WORLD ECONOMIC FORUM: ‘SCHOOLS OF THE FUTURE’, 2020
The following are excerpts from the World Economic Forum ‘Schools of the Future’ Report, 2020. You can download the full report here.
As globalization and rapid advancements in technology continue to transform civic space and the world of work, education systems have grown increasingly disconnected from the realities and needs of global economies and societies. Education models must adapt to equip children with the skills to create a more inclusive, cohesive and productive world.
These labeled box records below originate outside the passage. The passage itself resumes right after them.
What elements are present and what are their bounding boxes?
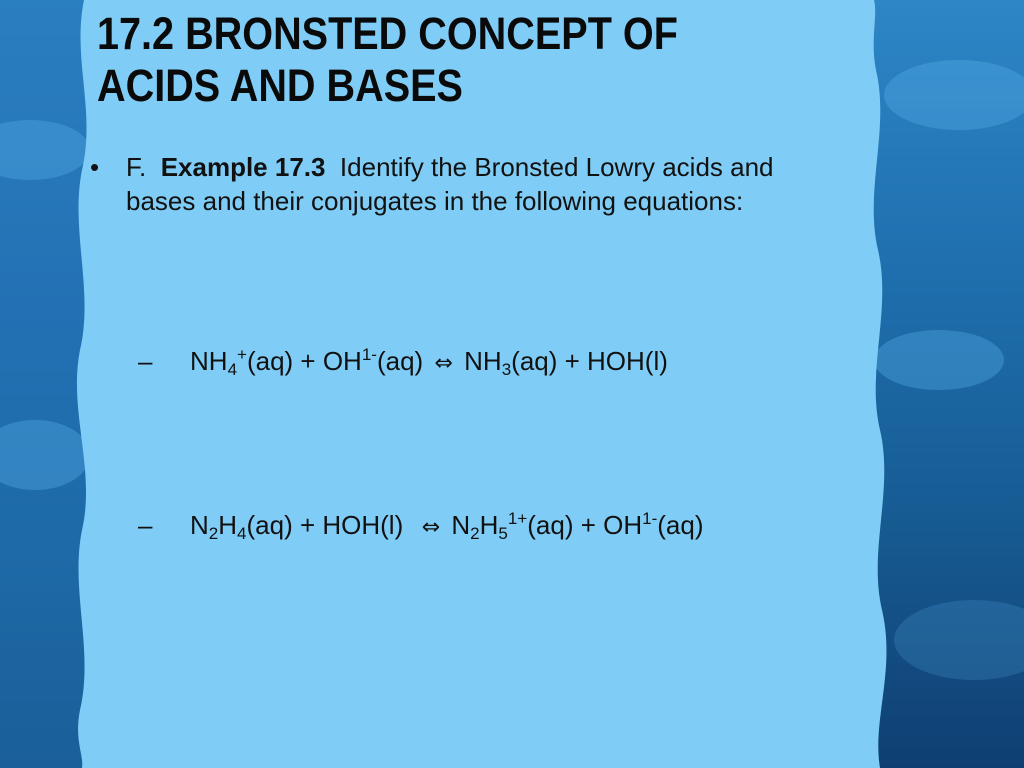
instruction-text: Identify the Bronsted Lowry acids and bases and their conjugates in the following equations: <box>126 152 774 216</box>
bullet-marker: • <box>90 152 100 182</box>
slide-title: 17.2 BRONSTED CONCEPT OF ACIDS AND BASES <box>97 8 678 111</box>
bullet-prefix: F. <box>126 152 147 182</box>
example-label: Example 17.3 <box>160 152 326 182</box>
bullet-text <box>126 150 826 218</box>
equation-dash: – <box>138 510 153 540</box>
equilibrium-arrow-icon: ⇔ <box>421 515 441 540</box>
equilibrium-arrow-icon: ⇔ <box>434 351 453 376</box>
equation-body: $N_2H_4(aq) + HOH(l)$ ⇔ $N_2H_5^{1+}(aq) + OH^{1-}(aq)$ <box>190 509 704 543</box>
equation-body: $NH_4^+(aq) + OH^{1-}(aq)$ ⇔ $NH_3(aq) + HOH(l)$ <box>190 345 668 379</box>
equation-dash: – <box>138 346 153 376</box>
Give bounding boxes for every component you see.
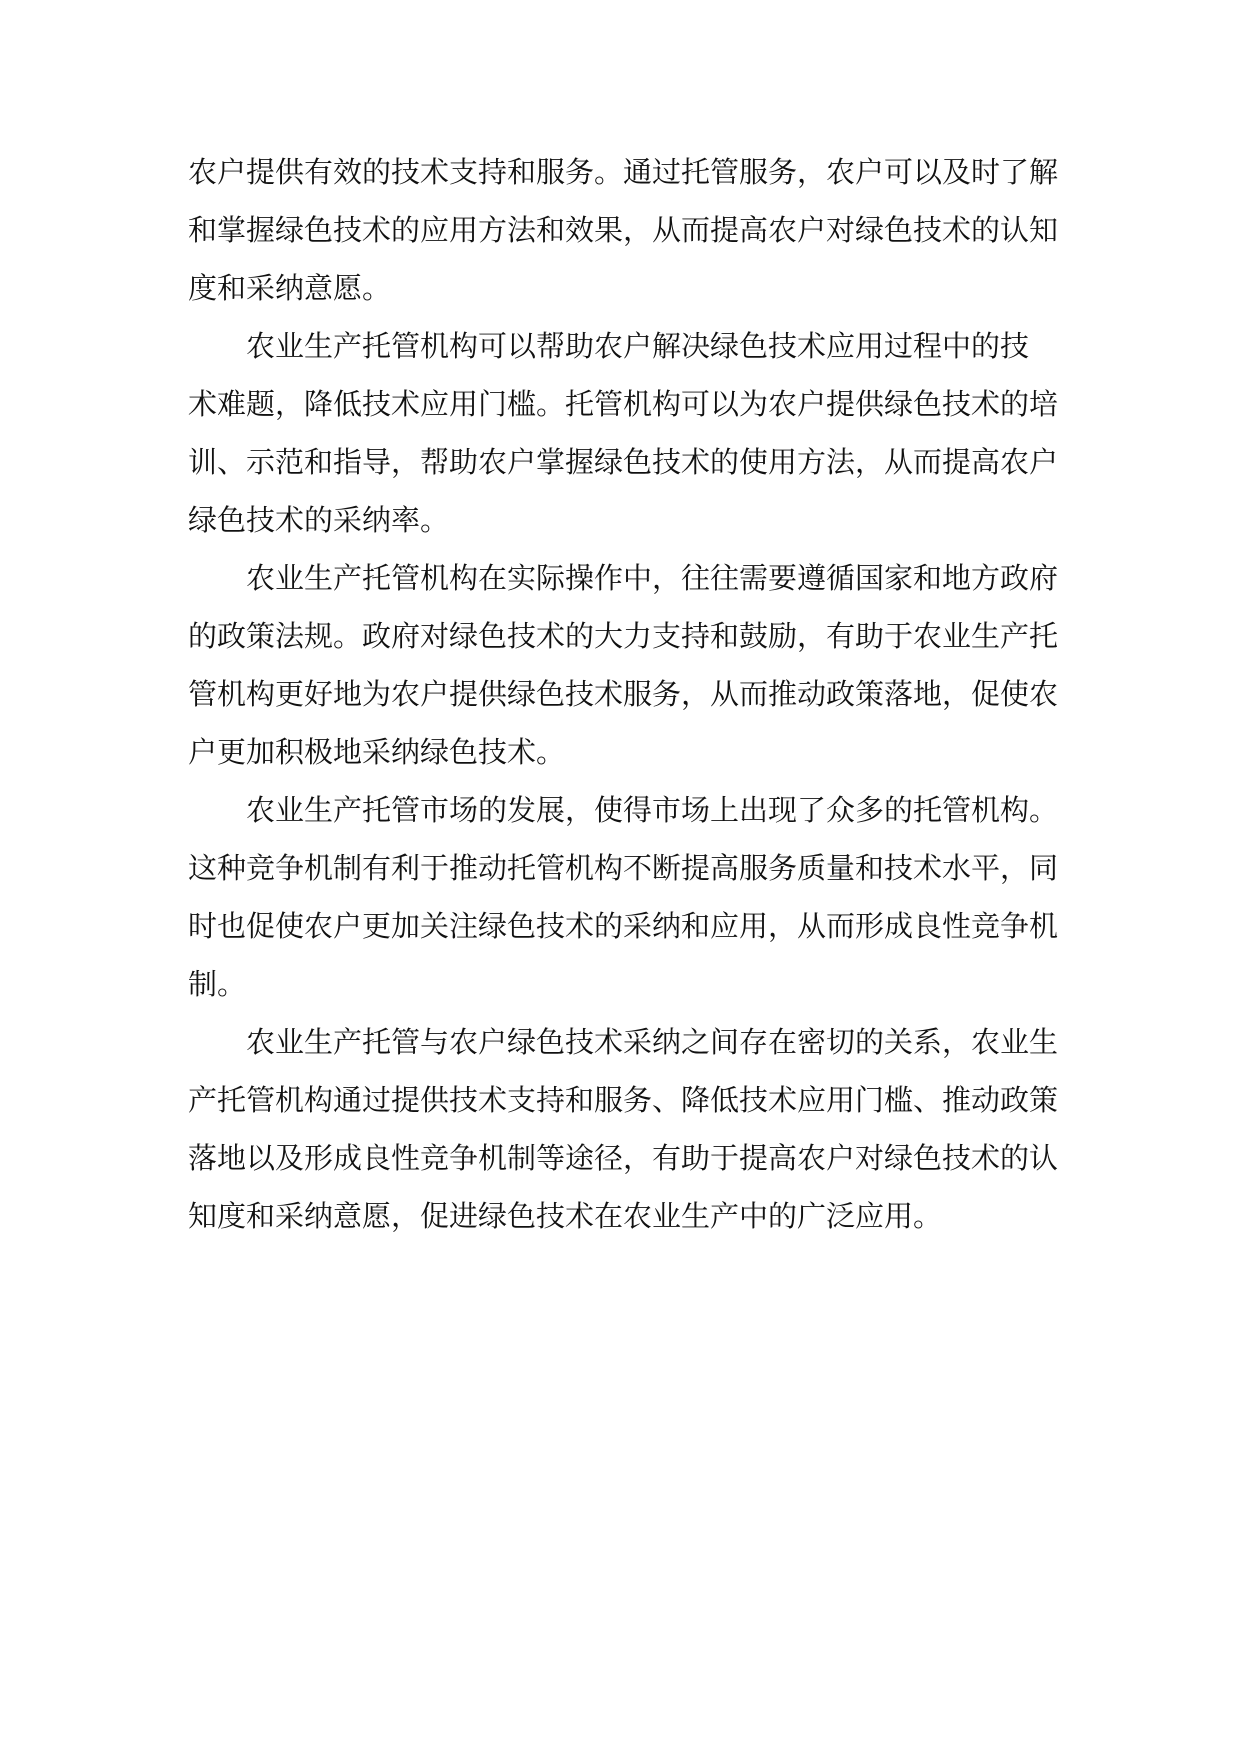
text-line: 这种竞争机制有利于推动托管机构不断提高服务质量和技术水平，同 <box>188 851 1059 885</box>
text-line: 农业生产托管机构可以帮助农户解决绿色技术应用过程中的技 <box>246 329 1030 363</box>
text-line: 农业生产托管市场的发展，使得市场上出现了众多的托管机构。 <box>246 793 1059 827</box>
body-text <box>188 143 1068 1245</box>
text-line: 农业生产托管与农户绿色技术采纳之间存在密切的关系，农业生 <box>246 1025 1059 1059</box>
text-line: 术难题，降低技术应用门槛。托管机构可以为农户提供绿色技术的培 <box>188 387 1059 421</box>
text-line: 落地以及形成良性竞争机制等途径，有助于提高农户对绿色技术的认 <box>188 1141 1059 1175</box>
text-line: 管机构更好地为农户提供绿色技术服务，从而推动政策落地，促使农 <box>188 677 1059 711</box>
text-line: 农业生产托管机构在实际操作中，往往需要遵循国家和地方政府 <box>246 561 1059 595</box>
paragraph <box>188 1013 1068 1245</box>
text-line: 的政策法规。政府对绿色技术的大力支持和鼓励，有助于农业生产托 <box>188 619 1059 653</box>
text-line: 度和采纳意愿。 <box>188 271 392 305</box>
text-line: 农户提供有效的技术支持和服务。通过托管服务，农户可以及时了解 <box>188 155 1059 189</box>
paragraph <box>188 781 1068 1013</box>
text-line: 制。 <box>188 967 247 1001</box>
text-line: 和掌握绿色技术的应用方法和效果，从而提高农户对绿色技术的认知 <box>188 213 1059 247</box>
text-line: 训、示范和指导，帮助农户掌握绿色技术的使用方法，从而提高农户 <box>188 445 1059 479</box>
text-line: 时也促使农户更加关注绿色技术的采纳和应用，从而形成良性竞争机 <box>188 909 1059 943</box>
paragraph <box>188 143 1068 317</box>
paragraph <box>188 549 1068 781</box>
paragraph <box>188 317 1068 549</box>
text-line: 知度和采纳意愿，促进绿色技术在农业生产中的广泛应用。 <box>188 1199 943 1233</box>
text-line: 绿色技术的采纳率。 <box>188 503 450 537</box>
text-line: 户更加积极地采纳绿色技术。 <box>188 735 566 769</box>
text-line: 产托管机构通过提供技术支持和服务、降低技术应用门槛、推动政策 <box>188 1083 1059 1117</box>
“Schools of the Future: Defining New Models of Education for the Fourth Industrial Revolution” outlines a new framework for defining quality education in the new economic and social context and shares key features of 16 schools, systems and programmes pioneering the future of education. These examples may serve as inspiration for driving holistic and transformative action on this important agenda. This paper is the result of a widely consultative process with educators, policy and business leaders, education technology developers and experts curated by the Platform for Shaping the Future of the New Economy and Society.
Indonesia Green School
Creating a generation of future green leaders.
The Green School, opened in Bali in 2008, is committed to education that promotes sustainability and shapes future green leaders. It currently serves more than 800 students aged 3–18, with plans to expand to New Zealand, South Africa and Mexico by 2021.
What makes the model unique?
Students at the Green School apply learning to the real world through a global citizenship and sustainability lens, and truly take advantage of the natural world to tap into their curiosity, empathy, and creative thinking skills.
The school’s physical space supports critical thinking, creativity and entrepreneurship. Learning takes place in a completely natural and sustainable environment that includes wall-less classrooms and a structure built entirely out of bamboo. The BioBus, a cooking-oil-fueled vehicle designed by Green School students that saves over four tons of carbon emissions per year, transports students to and from school. The campus includes an Innovation Hub—a maker’s space with woodworking equipment, 3D printers and laser engravers—and a Project Hub, where students pitch project ideas to be used in the classroom.
The school’s location is integral for enabling students to connect directly with nature and consider ways to help the planet. In the early years, for example, children spend a significant portion of their time in the gardens and kitchen, developing empathy for nature and a general awareness about where their food is sourced. All students help maintain a sustainable environment in the school, and in the 2017–2018 school year produced over 150 kilogrammes of edible produce per month.
All learning is directly connected to real-world application. In middle school, for example, students built a functional cable and bamboo bridge across the Ayung river as part of their math class. The project was entirely student-led, including the design, cost estimation and construction processes. At the high-school level, Green School students worked with those at the University of Cologne to design and build a new and sustainable solar and hydropower system for the school.55 They also started their own fashion company, which donates a portion of sales to help children in India and Indonesia buy school uniforms.
The school takes a thematic and interdisciplinary approach to teaching content and offers courses in digital citizenship and technology.
The Green School partners with private sector companies to support their curriculum. In 2018, for example, it partnered with Sunseap, Singapore’s largest clean energy provider, to help the school with its goal of being completely off the grid. The goal is part of a student-driven initiative, Operation Rain or Shine, which aims to help the school become a model of renewable energy.
The Bali school also leads an educator course open to teachers around the world for training on pedagogy and design principles of a nature-based curriculum. To date, nearly 700 teachers from over 50 countries have participated in this immersive programme.
Measures of Success
A 2012 qualitative study of the Green School found that this model has had a particularly positive impact on students with special learning needs. In fact, these students showed lower levels of stress, greater resilience, less distraction, higher self-esteem and greater motivation to learn at the Green School than similar students in other schools.
In addition to creating impact for their own students, the Green School is also paving the way for other nearby schools to transition toward greener models. In 2017, for example, they supported seven local schools with replicating their waste-management system. Their Kul Kul Connection programme supports an additional 350 local children learn about sustainability. Beyond Indonesia, the school’s training programme enables teachers around the world to scale their sustainability and exploratory learning approach.
The school’s impact also extends to the environment. In the 2017–2018 school year alone, student-led energy projects led to seven new renewable energy systems implemented at the school. In their latest annual report, the school shows a 40% reduction in their environmental footprint. In fact, it uses just 10% of the energy consumed by other schools.